Pois bem, atualmente fala-se muito em conexões em rede, “líquidas”, mas o que realmente nos falta é a conexão humana, sólida. Baseado em sua análise de experimentos científicos em Psicologia, além das histórias de vida de pessoas que conheceu, o pesquisador Johann Hari, em seu livro “Chasing The Scream: The First and Last Days of the War on Drugs” argumenta que os seres humanos têm uma necessidade muito profunda de estabelecer laços e conexões. Disse: “É como nos satisfazemos. Se não conseguimos nos conectar uns aos outros, vamos nos conectar com o que encontramos”.

Ou seja, os seres humanos precisam de conexões de afeto e de amor, reais e concretas – ao vivo, presencialmente. “A frase mais sábia do século XX foi ‘apenas se conecte’ (...) Mas criamos um ambiente e uma cultura que cortou as conexões, ou que favorece apenas um simulacro delas: a internet”, comenta Hari. Os excessos, o vício em internet é um sintoma da maneira como vivemos, ou seja, consequência da deterioração das relações humanas.

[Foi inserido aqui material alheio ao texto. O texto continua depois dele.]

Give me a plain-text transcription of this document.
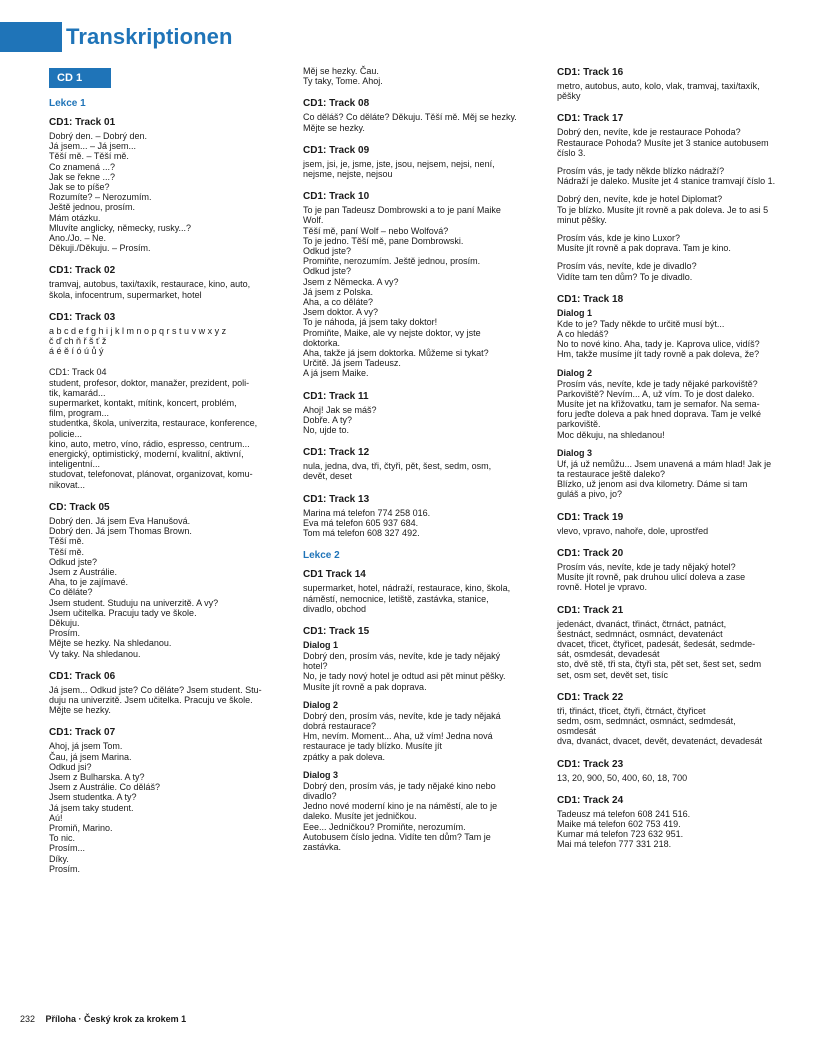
Transkriptionen
CD 1
Lekce 1
CD1: Track 01
Dobrý den. – Dobrý den.
Já jsem... – Já jsem...
Těší mě. – Těší mě.
Co znamená ...?
Jak se řekne ...?
Jak se to píše?
Rozumíte? – Nerozumím.
Ještě jednou, prosím.
Mám otázku.
Mluvíte anglicky, německy, rusky...?
Ano./Jo. – Ne.
Děkuji./Děkuju. – Prosím.
CD1: Track 02
tramvaj, autobus, taxi/taxík, restaurace, kino, auto,
škola, infocentrum, supermarket, hotel
CD1: Track 03
a b c d e f g h i j k l m n o p q r s t u v w x y z
č ď ch ň ř š ť ž
á é ě í ó ú ů ý
CD1: Track 04
student, profesor, doktor, manažer, prezident, poli-
tik, kamarád...
supermarket, kontakt, mítink, koncert, problém,
film, program...
studentka, škola, univerzita, restaurace, konference,
policie...
kino, auto, metro, víno, rádio, espresso, centrum...
energický, optimistický, moderní, kvalitní, aktivní,
inteligentní...
studovat, telefonovat, plánovat, organizovat, komu-
nikovat...
CD: Track 05
Dobrý den. Já jsem Eva Hanušová.
Dobrý den. Já jsem Thomas Brown.
Těší mě.
Těší mě.
Odkud jste?
Jsem z Austrálie.
Aha, to je zajímavé.
Co děláte?
Jsem student. Studuju na univerzitě. A vy?
Jsem učitelka. Pracuju tady ve škole.
Děkuju.
Prosím.
Mějte se hezky. Na shledanou.
Vy taky. Na shledanou.
CD1: Track 06
Já jsem... Odkud jste? Co děláte? Jsem student. Stu-
duju na univerzitě. Jsem učitelka. Pracuju ve škole.
Mějte se hezky.
CD1: Track 07
Ahoj, já jsem Tom.
Čau, já jsem Marina.
Odkud jsi?
Jsem z Bulharska. A ty?
Jsem z Austrálie. Co děláš?
Jsem studentka. A ty?
Já jsem taky student.
Aú!
Promiň, Marino.
To nic.
Prosím...
Díky.
Prosím.
Měj se hezky. Čau.
Ty taky, Tome. Ahoj.
CD1: Track 08
Co děláš? Co děláte? Děkuju. Těší mě. Měj se hezky.
Mějte se hezky.
CD1: Track 09
jsem, jsi, je, jsme, jste, jsou, nejsem, nejsi, není,
nejsme, nejste, nejsou
CD1: Track 10
To je pan Tadeusz Dombrowski a to je paní Maike
Wolf.
Těší mě, paní Wolf – nebo Wolfová?
To je jedno. Těší mě, pane Dombrowski.
Odkud jste?
Promiňte, nerozumím. Ještě jednou, prosím.
Odkud jste?
Jsem z Německa. A vy?
Já jsem z Polska.
Aha, a co děláte?
Jsem doktor. A vy?
To je náhoda, já jsem taky doktor!
Promiňte, Maike, ale vy nejste doktor, vy jste
doktorka.
Aha, takže já jsem doktorka. Můžeme si tykat?
Určitě. Já jsem Tadeusz.
A já jsem Maike.
CD1: Track 11
Ahoj! Jak se máš?
Dobře. A ty?
No, ujde to.
CD1: Track 12
nula, jedna, dva, tři, čtyři, pět, šest, sedm, osm,
devět, deset
CD1: Track 13
Marina má telefon 774 258 016.
Eva má telefon 605 937 684.
Tom má telefon 608 327 492.
Lekce 2
CD1 Track 14
supermarket, hotel, nádraží, restaurace, kino, škola,
náměstí, nemocnice, letiště, zastávka, stanice,
divadlo, obchod
CD1: Track 15
Dialog 1
Dobrý den, prosím vás, nevíte, kde je tady nějaký
hotel?
No, je tady nový hotel je odtud asi pět minut pěšky.
Musíte jít rovně a pak doprava.
Dialog 2
Dobrý den, prosím vás, nevíte, kde je tady nějaká
dobrá restaurace?
Hm, nevím. Moment... Aha, už vím! Jedna nová
restaurace je tady blízko. Musíte jít
zpátky a pak doleva.
Dialog 3
Dobrý den, prosím vás, je tady nějaké kino nebo
divadlo?
Jedno nové moderní kino je na náměstí, ale to je
daleko. Musíte jet jedničkou.
Eee... Jedničkou? Promiňte, nerozumím.
Autobusem číslo jedna. Vidíte ten dům? Tam je
zastávka.
CD1: Track 16
metro, autobus, auto, kolo, vlak, tramvaj, taxi/taxík,
pěšky
CD1: Track 17
Dobrý den, nevíte, kde je restaurace Pohoda?
Restaurace Pohoda? Musíte jet 3 stanice autobusem
číslo 3.
Prosím vás, je tady někde blízko nádraží?
Nádraží je daleko. Musíte jet 4 stanice tramvají číslo 1.
Dobrý den, nevíte, kde je hotel Diplomat?
To je blízko. Musíte jít rovně a pak doleva. Je to asi 5
minut pěšky.
Prosím vás, kde je kino Luxor?
Musíte jít rovně a pak doprava. Tam je kino.
Prosím vás, nevíte, kde je divadlo?
Vidíte tam ten dům? To je divadlo.
CD1: Track 18
Dialog 1
Kde to je? Tady někde to určitě musí být...
A co hledáš?
No to nové kino. Aha, tady je. Kaprova ulice, vidíš?
Hm, takže musíme jít tady rovně a pak doleva, že?
Dialog 2
Prosím vás, nevíte, kde je tady nějaké parkoviště?
Parkoviště? Nevím... A, už vím. To je dost daleko.
Musíte jet na křižovatku, tam je semafor. Na sema-
foru jeďte doleva a pak hned doprava. Tam je velké
parkoviště.
Moc děkuju, na shledanou!
Dialog 3
Uf, já už nemůžu... Jsem unavená a mám hlad! Jak je
ta restaurace ještě daleko?
Blízko, už jenom asi dva kilometry. Dáme si tam
guláš a pivo, jo?
CD1: Track 19
vlevo, vpravo, nahoře, dole, uprostřed
CD1: Track 20
Prosím vás, nevíte, kde je tady nějaký hotel?
Musíte jít rovně, pak druhou ulicí doleva a zase
rovně. Hotel je vpravo.
CD1: Track 21
jedenáct, dvanáct, třináct, čtrnáct, patnáct,
šestnáct, sedmnáct, osmnáct, devatenáct
dvacet, třicet, čtyřicet, padesát, šedesát, sedmde-
sát, osmdesát, devadesát
sto, dvě stě, tři sta, čtyři sta, pět set, šest set, sedm
set, osm set, devět set, tisíc
CD1: Track 22
tři, třináct, třicet, čtyři, čtrnáct, čtyřicet
sedm, osm, sedmnáct, osmnáct, sedmdesát,
osmdesát
dva, dvanáct, dvacet, devět, devatenáct, devadesát
CD1: Track 23
13, 20, 900, 50, 400, 60, 18, 700
CD1: Track 24
Tadeusz má telefon 608 241 516.
Maike má telefon 602 753 419.
Kumar má telefon 723 632 951.
Mai má telefon 777 331 218.
232 Příloha · Český krok za krokem 1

Além das questões de isolamento e falta de conexão, apontadas por Hari e justificadas por Bauman, não podemos desprezar a falta de conexões e de equilíbrio com o universo como um todo. Para isso, necessitamos ensinar aos nossos jovens, através do processo educativo, a exercitar o seu intelecto, a sua sensibilidade emocional, física e orgânica, além das relações sociais e afetivas. Estas são as potencialidades da vida afirmativa e o desenvolvimento pleno das capacidades humanas para uma vida feliz, sem excessos. Necessitamos, com urgência, trazer para o debate e exercitar um modelo de relações interpessoais que contemple as necessidades da condição humana: as conexões de amor, de amizade verdadeira, de segurança e de paz.